Trump is on the verge of a new Syria strike - but it has nothing to do with saving Syrians
- The Trump administration has warned it will strike Syria if it finds it used chemical weapons in an upcoming assault.
- President Trump has already attacked Syria twice over chemical warfare, but it doesn't stop chemical weapons use or even ease the suffering of Syrians.
- The Syrian war is seven years old and the US can't do much to turn the tide at this point as Russia and Iran take control.
- Instead, the US exercises leadership with purely punitive strikes against non-critical elements of Syria's military.
- The real purpose of the Syria strikes is to send a message to Russia and others who would use chemical weapons, not to actually help people in Syria.
President Donald Trump's made it very clear that the US may soon carry out a military strike on Syria for its suspected chemical weapons use on civilians, but saving Syria's bombarded civilians wouldn't be the real purpose of such a strike.
Currently, the Syrian government, along with its Iranian and Russian backers, is preparing a massive offensive to take back the last rebel stronghold in a seven-year-long war that started with Syrian President Bashar Assad putting pro-democracy protestors to death in 2011.
Since then, the war has seen 500,000 deaths and millions of Syrians displaced, spawning a refugee crisis across Europe. A generation of Syrian children have grown up under fire and knowing nothing but war, likely fueling extremism for decades to come.
The US under Obama made efforts to train and equip moderate rebels, but those efforts failed as US weapons made their way to terrorists' hands and the opposition was crushed by the regime which Iran and Russia more directly supported.
Only Trump has stood up to Assad, who stands accused of war crimes including chemical weapons use, torture, and bombing of civilian hubs like schools and hospitals. But Trump didn't strike Syria to save civilians, he did it to send a message to Russia.
"If President Bashar al-Assad chooses to again use chemical weapons, the United States and its Allies will respond swiftly and appropriately," Press Secretary Sarah Huckabee Sanders said on Tuesday.
"This is a tragic situation," US ambassador to the UN Nikki Haley said on the same day, referring to the mounting Syrian offensive."If [Assad and his allies want] to continue to go the route of taking over Syria, they can do that, but they cannot do it with chemical weapons."
The US has attacked the Syrian government twice, in April 2017 and in April of this year, both times after large scale chemical weapons use in the country.
Haley went on to say that Syria, Iran, and Russia "can't" retake the country by "assaulting their people," but the US has never attacked Syria for simply assualting, whether in prisons, by shelling, or airstrikes, its own people.
The chemistry of US strikes on Syria
Chemical weapons represent a unique horror on the battlefield. Families sheltering in basements or bunkers from conventional bombs can die from fumes seeping in.
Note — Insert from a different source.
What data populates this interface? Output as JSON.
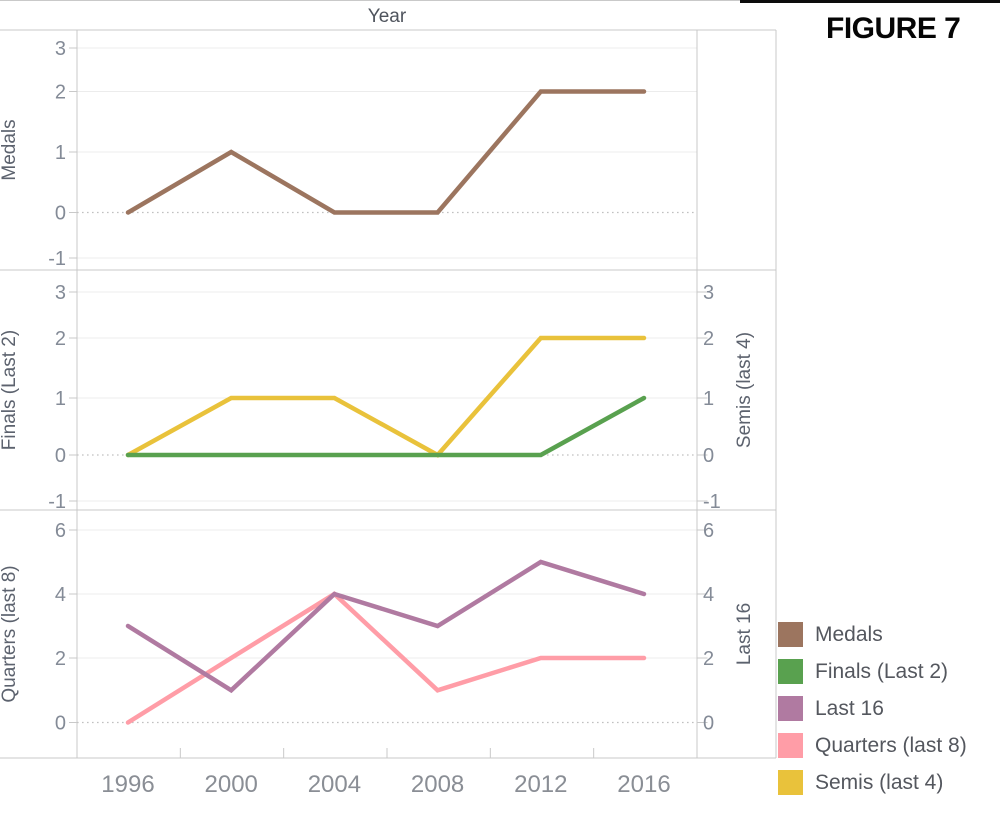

Survivors and battlefiled medics describe the suffering associated with exposure to chemical weapons as uniquely horrifying and traumatizing. Unlike conventional bombs that might blow up a plane or ship, chemical weapons are strictly anti-human.
But as horrible as they are, chemcial warfare accounts for a tiny fraction of overall death in the Syrian war. Even if the Trump administration managed to completely rid Syria of chemical weapons, or ward them off from ever using the weapons again, the suffering in Syria would continue at much the same pace.
If the US military wanted to, it could find out which air force units in Assad's military dropped the chemical weapons. It could find out where they live. It could kill them in the night to send a message.
Instead, the US strikes have focused on repairable airstrips and research facilities. These targets had no embedded Russian soliders and a few cruise missiles off a Navy ship that would simply sail away after striking these targets.
When the US strikes Syria, it picks locations unlikely to harm Russians, therefore preventing escalation between the world's greatest nuclear powers. But the strikes still send a message to Moscow, that the US won't be muscled out of Syria, and that the international norm against chemical weapons use is worth upholding.
In that way, the US demonstrates the tiny channel of leadership it has left in the horrific Syrian crisis. The US can't stop a Syria, with Iran and Russia's help, from slaughtering its own people. That ship sailed years ago.
But it can show the world that there are still red lines that the US will risk blood and treasure to enforce.